Hubert Goffin was the first labourer to be awarded the Legion of Honour?

01/04/2021

We find ourselves in Liège, at the dawn of the 19th century, where the territories of present-day Belgium have been annexed by France and integrated into its Empire. At 10.30 a.m. on Friday 28 February 1812, foreman Hubert Goffin and his 12-year-old son are at the bottom of Ans's Beaujonc mine. Suddenly, they and the other 127 miners are faced with water flooding the marshy ground they are standing on.

Thirty-five miners manage to climb up using the coal basket, while the remaining 92 find themselves blocked by a 70m waterfall at the bottom of the shaft. Twenty-two perish trying to scale it. For five days and nights, the 70 survivors worked tirelessly, under the heroic and courageous leadership of Goffin, to dig the passage that would eventually bring them back to the surface. On 4 March, after all their exhausting work, the survivors are reunited with their families. The foreman and his son, who, at their request, had both given up their place in the coal basket, were the last to emerge.
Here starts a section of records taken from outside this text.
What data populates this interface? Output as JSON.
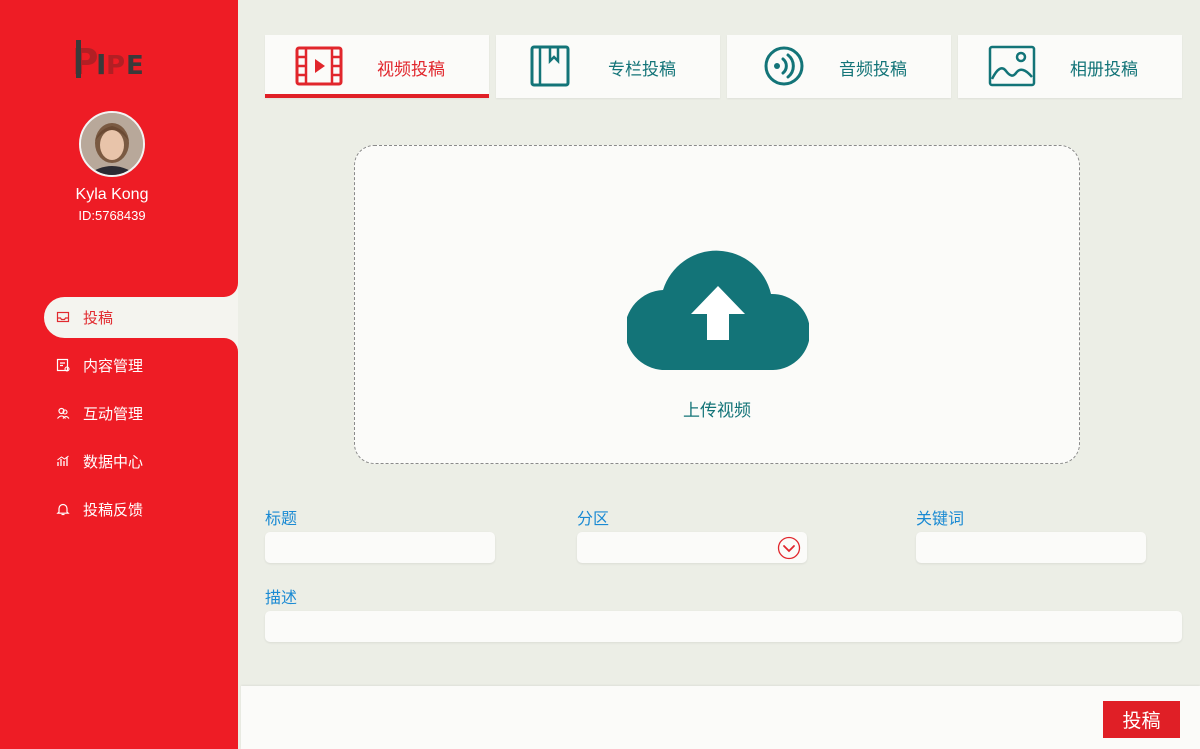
{
  "brand": {
    "logo_text": "PIPE",
    "accent": "#ee1c25",
    "teal": "#137478"
  },
  "user": {
    "name": "Kyla Kong",
    "id_label": "ID:5768439"
  },
  "sidebar": {
    "items": [
      {
        "label": "投稿",
        "icon": "inbox-icon",
        "active": true
      },
      {
        "label": "内容管理",
        "icon": "content-icon",
        "active": false
      },
      {
        "label": "互动管理",
        "icon": "users-icon",
        "active": false
      },
      {
        "label": "数据中心",
        "icon": "chart-icon",
        "active": false
      },
      {
        "label": "投稿反馈",
        "icon": "bell-icon",
        "active": false
      }
    ]
  },
  "tabs": [
    {
      "label": "视频投稿",
      "icon": "film-icon",
      "active": true
    },
    {
      "label": "专栏投稿",
      "icon": "book-icon",
      "active": false
    },
    {
      "label": "音频投稿",
      "icon": "audio-icon",
      "active": false
    },
    {
      "label": "相册投稿",
      "icon": "image-icon",
      "active": false
    }
  ],
  "upload": {
    "label": "上传视频",
    "icon": "cloud-upload-icon"
  },
  "form": {
    "title_label": "标题",
    "title_value": "",
    "category_label": "分区",
    "category_value": "",
    "keywords_label": "关键词",
    "keywords_value": "",
    "description_label": "描述",
    "description_value": ""
  },
  "footer": {
    "submit_label": "投稿"
  }
}
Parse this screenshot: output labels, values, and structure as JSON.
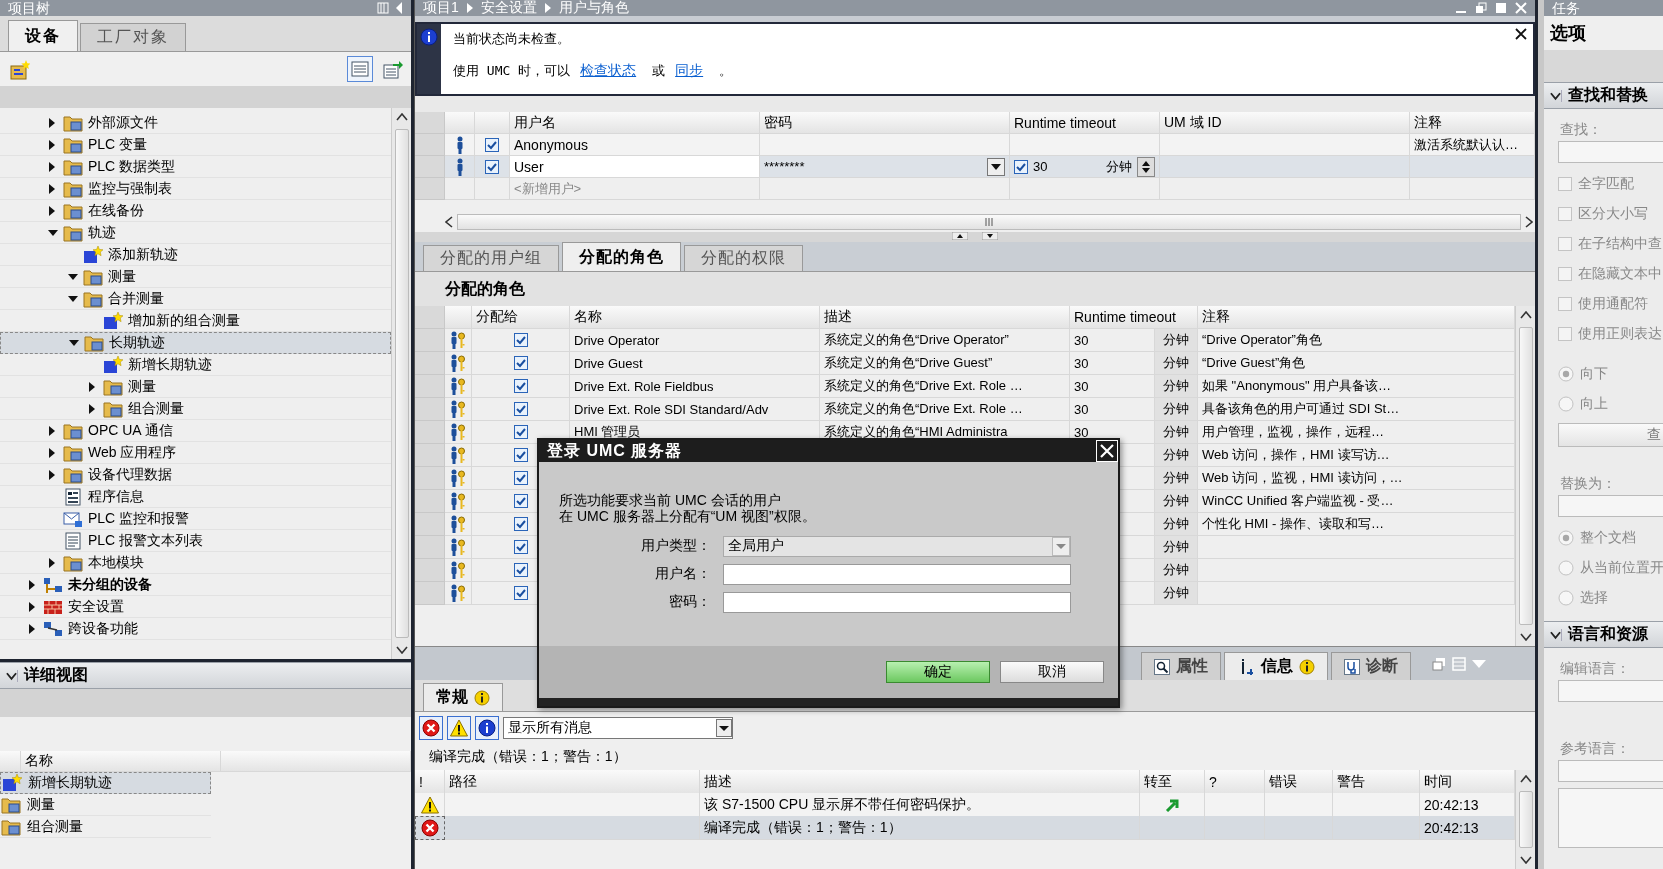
{
  "project_tree": {
    "title": "项目树",
    "tabs": [
      {
        "label": "设备",
        "selected": true
      },
      {
        "label": "工厂对象",
        "selected": false
      }
    ],
    "nested_items": [
      {
        "label": "外部源文件",
        "kind": "folder",
        "expanded": false,
        "selected": false
      },
      {
        "label": "PLC 变量",
        "kind": "folder",
        "expanded": false,
        "selected": false
      },
      {
        "label": "PLC 数据类型",
        "kind": "folder",
        "expanded": false,
        "selected": false
      },
      {
        "label": "监控与强制表",
        "kind": "folder",
        "expanded": false,
        "selected": false
      },
      {
        "label": "在线备份",
        "kind": "folder",
        "expanded": false,
        "selected": false
      },
      {
        "label": "轨迹",
        "kind": "folder",
        "expanded": true,
        "selected": false,
        "children": [
          {
            "label": "添加新轨迹",
            "kind": "add",
            "selected": false
          },
          {
            "label": "测量",
            "kind": "folder",
            "expanded": true,
            "selected": false
          },
          {
            "label": "合并测量",
            "kind": "folder",
            "expanded": true,
            "selected": false,
            "children": [
              {
                "label": "增加新的组合测量",
                "kind": "add",
                "selected": false
              }
            ]
          },
          {
            "label": "长期轨迹",
            "kind": "folder",
            "expanded": true,
            "selected": true,
            "children": [
              {
                "label": "新增长期轨迹",
                "kind": "add",
                "selected": false
              },
              {
                "label": "测量",
                "kind": "folder",
                "expanded": false,
                "selected": false
              },
              {
                "label": "组合测量",
                "kind": "folder",
                "expanded": false,
                "selected": false
              }
            ]
          }
        ]
      },
      {
        "label": "OPC UA 通信",
        "kind": "folder",
        "expanded": false,
        "selected": false
      },
      {
        "label": "Web 应用程序",
        "kind": "folder",
        "expanded": false,
        "selected": false
      },
      {
        "label": "设备代理数据",
        "kind": "folder",
        "expanded": false,
        "selected": false
      },
      {
        "label": "程序信息",
        "kind": "info",
        "selected": false
      },
      {
        "label": "PLC 监控和报警",
        "kind": "alarm",
        "selected": false
      },
      {
        "label": "PLC 报警文本列表",
        "kind": "page",
        "selected": false
      },
      {
        "label": "本地模块",
        "kind": "folder",
        "expanded": false,
        "selected": false
      }
    ],
    "items": [
      {
        "label": "未分组的设备",
        "kind": "devices",
        "expanded": false,
        "selected": false,
        "bold": true
      },
      {
        "label": "安全设置",
        "kind": "security",
        "expanded": false,
        "selected": false
      },
      {
        "label": "跨设备功能",
        "kind": "network",
        "expanded": false,
        "selected": false
      }
    ],
    "detail": {
      "title": "详细视图",
      "columns": [
        "名称"
      ],
      "rows": [
        {
          "label": "新增长期轨迹",
          "kind": "add",
          "selected": true
        },
        {
          "label": "测量",
          "kind": "folder",
          "selected": false
        },
        {
          "label": "组合测量",
          "kind": "folder",
          "selected": false
        }
      ]
    }
  },
  "editor": {
    "breadcrumb": [
      "项目1",
      "安全设置",
      "用户与角色"
    ],
    "banner": {
      "message": "当前状态尚未检查。",
      "prefix": "使用 UMC 时，可以",
      "link_1": "检查状态",
      "middle": "或",
      "link_2": "同步",
      "suffix": "。"
    },
    "users": {
      "columns": [
        "用户名",
        "密码",
        "Runtime timeout",
        "UM 域 ID",
        "注释"
      ],
      "rows": [
        {
          "name": "Anonymous",
          "enabled": true,
          "comment": "激活系统默认认…",
          "selected": false
        },
        {
          "name": "User",
          "enabled": true,
          "password": "********",
          "timeout_enabled": true,
          "timeout": "30",
          "unit": "分钟",
          "selected": true
        }
      ],
      "new_row": "<新增用户>"
    },
    "role_tabs": [
      {
        "label": "分配的用户组",
        "selected": false
      },
      {
        "label": "分配的角色",
        "selected": true
      },
      {
        "label": "分配的权限",
        "selected": false
      }
    ],
    "roles": {
      "title": "分配的角色",
      "columns": [
        "分配给",
        "名称",
        "描述",
        "Runtime timeout",
        "注释"
      ],
      "rows": [
        {
          "assigned": true,
          "name": "Drive Operator",
          "description": "系统定义的角色“Drive Operator”",
          "timeout": "30",
          "unit": "分钟",
          "comment": "“Drive Operator”角色"
        },
        {
          "assigned": true,
          "name": "Drive Guest",
          "description": "系统定义的角色“Drive Guest”",
          "timeout": "30",
          "unit": "分钟",
          "comment": "“Drive Guest”角色"
        },
        {
          "assigned": true,
          "name": "Drive Ext. Role Fieldbus",
          "description": "系统定义的角色“Drive Ext. Role …",
          "timeout": "30",
          "unit": "分钟",
          "comment": "如果 \"Anonymous\" 用户具备该…"
        },
        {
          "assigned": true,
          "name": "Drive Ext. Role SDI Standard/Adv",
          "description": "系统定义的角色“Drive Ext. Role …",
          "timeout": "30",
          "unit": "分钟",
          "comment": "具备该角色的用户可通过 SDI St…"
        },
        {
          "assigned": true,
          "name": "HMI 管理员",
          "description": "系统定义的角色“HMI Administra",
          "timeout": "30",
          "unit": "分钟",
          "comment": "用户管理，监视，操作，远程…"
        },
        {
          "assigned": true,
          "unit": "分钟",
          "comment": "Web 访问，操作，HMI 读写访…"
        },
        {
          "assigned": true,
          "unit": "分钟",
          "comment": "Web 访问，监视，HMI 读访问，…"
        },
        {
          "assigned": true,
          "unit": "分钟",
          "comment": "WinCC Unified 客户端监视 - 受…"
        },
        {
          "assigned": true,
          "unit": "分钟",
          "comment": "个性化 HMI - 操作、读取和写…"
        },
        {
          "assigned": true,
          "unit": "分钟"
        },
        {
          "assigned": true,
          "unit": "分钟"
        },
        {
          "assigned": true,
          "unit": "分钟"
        }
      ]
    },
    "messages": {
      "panel_tabs": [
        {
          "label": "属性",
          "kind": "properties",
          "selected": false
        },
        {
          "label": "信息",
          "kind": "info",
          "selected": true,
          "info_badge": true
        },
        {
          "label": "诊断",
          "kind": "diagnostics",
          "selected": false
        }
      ],
      "tabs": [
        {
          "label": "常规",
          "selected": true,
          "info_badge": true
        }
      ],
      "filters": [
        {
          "kind": "error",
          "on": true
        },
        {
          "kind": "warning",
          "on": true
        },
        {
          "kind": "info",
          "on": true
        }
      ],
      "filter_select": "显示所有消息",
      "summary": "编译完成（错误：1；警告：1）",
      "columns": [
        "!",
        "路径",
        "描述",
        "转至",
        "?",
        "错误",
        "警告",
        "时间"
      ],
      "rows": [
        {
          "kind": "warning",
          "description": "该 S7-1500 CPU 显示屏不带任何密码保护。",
          "goto": true,
          "time": "20:42:13",
          "selected": false
        },
        {
          "kind": "error",
          "description": "编译完成（错误：1；警告：1）",
          "time": "20:42:13",
          "selected": true
        }
      ]
    }
  },
  "tasks": {
    "title": "任务",
    "pane": "选项",
    "find": {
      "title": "查找和替换",
      "expanded": true,
      "find_label": "查找：",
      "options": [
        {
          "label": "全字匹配",
          "checked": false
        },
        {
          "label": "区分大小写",
          "checked": false
        },
        {
          "label": "在子结构中查",
          "checked": false
        },
        {
          "label": "在隐藏文本中",
          "checked": false
        },
        {
          "label": "使用通配符",
          "checked": false
        },
        {
          "label": "使用正则表达",
          "checked": false
        }
      ],
      "directions": [
        {
          "label": "向下",
          "selected": true
        },
        {
          "label": "向上",
          "selected": false
        }
      ],
      "find_button": "查",
      "replace_label": "替换为：",
      "scopes": [
        {
          "label": "整个文档",
          "selected": true
        },
        {
          "label": "从当前位置开",
          "selected": false
        },
        {
          "label": "选择",
          "selected": false
        }
      ]
    },
    "languages": {
      "title": "语言和资源",
      "expanded": true,
      "edit_label": "编辑语言：",
      "reference_label": "参考语言："
    }
  },
  "dialog": {
    "title": "登录 UMC 服务器",
    "message_lines": [
      "所选功能要求当前 UMC 会话的用户",
      "在 UMC 服务器上分配有“UM 视图”权限。"
    ],
    "fields": [
      {
        "kind": "select",
        "label": "用户类型：",
        "value": "全局用户"
      },
      {
        "kind": "text",
        "label": "用户名："
      },
      {
        "kind": "password",
        "label": "密码："
      }
    ],
    "buttons": [
      {
        "label": "确定",
        "default": true
      },
      {
        "label": "取消",
        "default": false
      }
    ]
  }
}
For these acts of bravery, Hubert Goffin was made a Knight of the Legion of Honour by Napoleon, much to cheers from the crowd.  He became the first labourer to be awarded this distinction, which, in this case, also came with a lifetime pension. To commemorate the 100th anniversary of the 1912 disaster, the municipality of Ans unveiled a statue of the Goffins, both father and son, in the town square.